How strict parenting makes it harder to deal with failure
As an engineering student looking back into my past, at no point in my life did I actually want to be an engineer. Astronaut, cricketer, filmmaker, writer, tourist guide – I wanted to be all of these. But never an engineer. I did not know what an engineer did, nor was I interested to find out. I never even understood the point of academic grades or why acing an exam is important. Yet, my current version weighs my success in life based on academic grades, while living in constant anxiety and a fear of failure.

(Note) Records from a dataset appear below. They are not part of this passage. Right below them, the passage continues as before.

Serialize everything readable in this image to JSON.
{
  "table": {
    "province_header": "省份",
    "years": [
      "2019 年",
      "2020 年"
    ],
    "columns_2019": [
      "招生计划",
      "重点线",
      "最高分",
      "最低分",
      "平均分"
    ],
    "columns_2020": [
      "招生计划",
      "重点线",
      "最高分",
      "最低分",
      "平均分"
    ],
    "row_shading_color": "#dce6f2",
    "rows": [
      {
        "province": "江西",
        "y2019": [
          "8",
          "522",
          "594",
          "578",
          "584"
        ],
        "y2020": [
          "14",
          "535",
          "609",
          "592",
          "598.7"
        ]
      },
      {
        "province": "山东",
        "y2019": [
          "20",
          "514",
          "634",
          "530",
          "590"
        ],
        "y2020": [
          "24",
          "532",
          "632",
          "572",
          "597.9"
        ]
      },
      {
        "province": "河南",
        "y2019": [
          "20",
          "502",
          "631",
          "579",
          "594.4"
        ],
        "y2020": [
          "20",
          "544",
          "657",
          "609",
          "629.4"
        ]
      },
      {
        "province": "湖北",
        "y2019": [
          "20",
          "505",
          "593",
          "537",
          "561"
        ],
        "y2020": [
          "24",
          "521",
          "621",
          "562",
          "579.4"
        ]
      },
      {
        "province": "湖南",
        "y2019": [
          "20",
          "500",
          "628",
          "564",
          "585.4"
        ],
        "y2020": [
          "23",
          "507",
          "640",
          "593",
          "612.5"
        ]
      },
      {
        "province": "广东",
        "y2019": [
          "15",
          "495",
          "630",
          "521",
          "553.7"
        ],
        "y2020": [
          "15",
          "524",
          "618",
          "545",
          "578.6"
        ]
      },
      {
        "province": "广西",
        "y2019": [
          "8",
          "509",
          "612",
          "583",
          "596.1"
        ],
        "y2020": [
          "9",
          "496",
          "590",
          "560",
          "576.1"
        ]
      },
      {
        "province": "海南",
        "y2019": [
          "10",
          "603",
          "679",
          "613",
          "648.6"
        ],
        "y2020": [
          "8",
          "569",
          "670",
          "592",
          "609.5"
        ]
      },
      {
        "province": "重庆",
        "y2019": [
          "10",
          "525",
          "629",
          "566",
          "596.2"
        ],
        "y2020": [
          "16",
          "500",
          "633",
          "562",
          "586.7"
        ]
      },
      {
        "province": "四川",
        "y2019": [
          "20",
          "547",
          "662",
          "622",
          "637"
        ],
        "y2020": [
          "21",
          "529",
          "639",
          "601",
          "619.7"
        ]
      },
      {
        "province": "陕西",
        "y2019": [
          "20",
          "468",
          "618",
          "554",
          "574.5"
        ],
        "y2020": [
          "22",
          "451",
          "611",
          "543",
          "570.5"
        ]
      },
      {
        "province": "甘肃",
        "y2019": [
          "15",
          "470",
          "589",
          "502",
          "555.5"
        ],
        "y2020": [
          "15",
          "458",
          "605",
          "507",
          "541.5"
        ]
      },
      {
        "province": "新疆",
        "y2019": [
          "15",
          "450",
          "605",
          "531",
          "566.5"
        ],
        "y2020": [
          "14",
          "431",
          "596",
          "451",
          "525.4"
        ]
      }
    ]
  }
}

The simplest of mishaps makes me paranoid about the worst-case scenario because I have been programmed to pursue absolute success in academia. As I meet more people over the years, I realise that a large fraction of my generation has been moulded to pursue success without ever learning how to deal with failures along the way. But while preparing us for this rat race of success, our parents decided to provide us with one crucial tool.
They forgot to give us a reason to be in the race.
Halfway through the race track, we forgot to ask about it. Even if we remembered, it was too late for us to pull out from the race anyways. The singer, the poet, the writer, and the cricketer inside us were manipulated to weigh their lives based on grades.
Maybe up until school and college, many of our parents were directly involved in our academics. But as we grew up, they set us free. Yet, we can't fly because our wings are too accustomed to the cage. We cannot let go of the rules set by our parents. Anything other than academic success is not good enough since it's not satisfying to our parents or the expectations set on us. The writer in me cannot suddenly let go of the academic expectations and pursue writing as a career despite having the opportunity to make my own career choices.
With time, we grow up to be people-pleasers. The only reason for us to pursue academic success is that we don't want to let our parents down or be proven as a failure to our classmates, our teachers, or the very system that extorts us.
With time, we become good at it. We excel in our academic duties and the expectations keep on rising. But somewhere along the line, everyone stumbles. Failure, however inevitable, becomes impossible to deal with because we've merely been pushed to pursue the goal. But teaching how to cope with failures along the way wasn't part of the syllabus since failure was never an option to begin with.
There's no universal guide to dealing with failures that our parents can teach us. But dealing with failures isn't about following a few steps after the tragedy and forgetting about it. It's a continuous process of finding something more to life than a particular goal and not being dictated by wins and losses. It's about defining your own parameters rather than living in your parents' preconceived ones.
Because after a certain age, freedom will inevitably be ours. The question is whether we'd be able to accept that freedom and define our own way of life or continue to be shackled by the phantom chains that no longer exist.